One of my big pet peeves with syndication is when platforms publish multiple formats. Or, more precisely, when the user is presented with 5 similar-looking icons with all of those options. Why make the user think? The user wants your content, but you've put an additional barrier in that ultimately has little or no effect on their consumption.

Many argue that ATOM is a superior format, and from a technical perspective that is probably the case. I just can't bring myself to care all that much. ATOM makes certain things easier (or even possible) for the developer. If I were developing a publishing platform or an aggregator, I might feel more strongly about it.

But as a publisher and consumer of content, I don't care how syndication happens. I don't care if you're sending me RSS 0.92, RSS 2.0, ATOM 0.3, or ATOM 1.0. I don't care how you encode and escape and cache the content. Those are technical details unimportant to the consumption and creation of the content. Much of the appeal and success of blogging is that these platforms and standards have eliminated technical barriers to publishing and consuming content. Among the groups who have a vested interest in syndication, the producers and consumers have the least incentive to care as long as it all works.

We do have a universal standard for syndication: XML.

The reason syndication formats don't matter is that they're all XML. First of all, XML can easily be transformed from one format to another. It is relatively trivial for me to convert from RSS to ATOM and back. And you can always use FeedBurner, which (among other things) "translates your feed on-the-fly into a format (RSS or Atom) compatible with your visitors' feed reader application."  If your aggregator supports ATOM, that's what you're getting. If not, the feed degrades gracefully until we find a format that works for you. Secondly, XML is - as the name suggests - extensible. The RSS specification may be frozen, but I can easily add additional information to my RSS feed without breaking existing aggregators. 

Furthermore, as aggregators become increasingly commodified, they they must "be liberal in what they accept from others" to have any chance to compete. They must necessarily support RSS and ATOM, and they will continue to have to do so as long as there are RSS feeds that their users want to consume. this group probably has the most incentive to standardize on the easiest format - but unfortunately they're not in the position to make that decision unless it's unilateral. And you know what? If I were writing an aggregator, I would just transform all of the other feed types to my feed type of choice to support the greatest amount of content.

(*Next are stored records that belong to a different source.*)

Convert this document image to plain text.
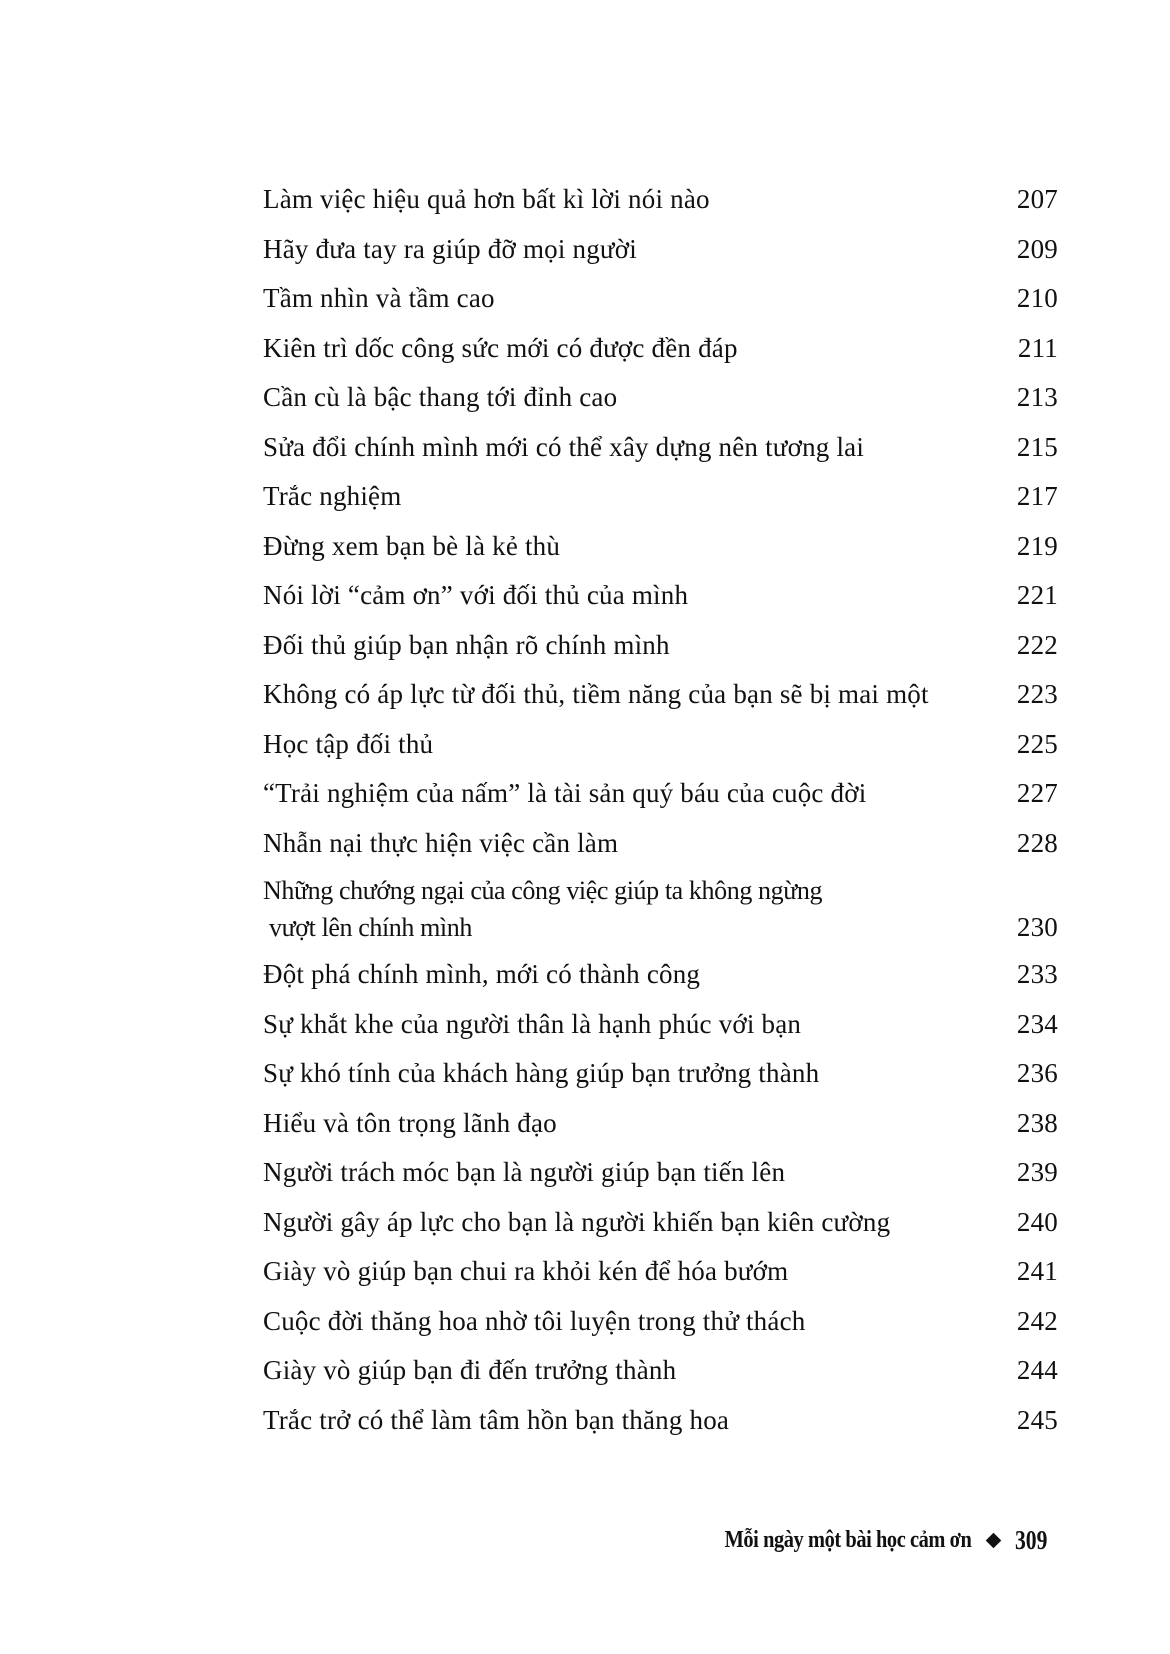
Làm việc hiệu quả hơn bất kì lời nói nào	207
Hãy đưa tay ra giúp đỡ mọi người	209
Tầm nhìn và tầm cao	210
Kiên trì dốc công sức mới có được đền đáp	211
Cần cù là bậc thang tới đỉnh cao	213
Sửa đổi chính mình mới có thể xây dựng nên tương lai	215
Trắc nghiệm	217
Đừng xem bạn bè là kẻ thù	219
Nói lời “cảm ơn” với đối thủ của mình	221
Đối thủ giúp bạn nhận rõ chính mình	222
Không có áp lực từ đối thủ, tiềm năng của bạn sẽ bị mai một	223
Học tập đối thủ	225
“Trải nghiệm của nấm” là tài sản quý báu của cuộc đời	227
Nhẫn nại thực hiện việc cần làm	228
Những chướng ngại của công việc giúp ta không ngừng
vượt lên chính mình	230
Đột phá chính mình, mới có thành công	233
Sự khắt khe của người thân là hạnh phúc với bạn	234
Sự khó tính của khách hàng giúp bạn trưởng thành	236
Hiểu và tôn trọng lãnh đạo	238
Người trách móc bạn là người giúp bạn tiến lên	239
Người gây áp lực cho bạn là người khiến bạn kiên cường	240
Giày vò giúp bạn chui ra khỏi kén để hóa bướm	241
Cuộc đời thăng hoa nhờ tôi luyện trong thử thách	242
Giày vò giúp bạn đi đến trưởng thành	244
Trắc trở có thể làm tâm hồn bạn thăng hoa	245
Mỗi ngày một bài học cảm ơn 309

That is the beauty of XML, and that is why syndication formats don't matter.

Conceptually, syndication is very important, but like AJAX, the spirit behind it is unfortunately tied (by name) to a specific implementation. RSS doesn't matter; ATOM doesn't matter. What matters is the fact that content can be syndicated, and I will consider this movement successful when anyone can subscribe to content and not know - or care - how it actually happens. Right now, we're not far from that ideal.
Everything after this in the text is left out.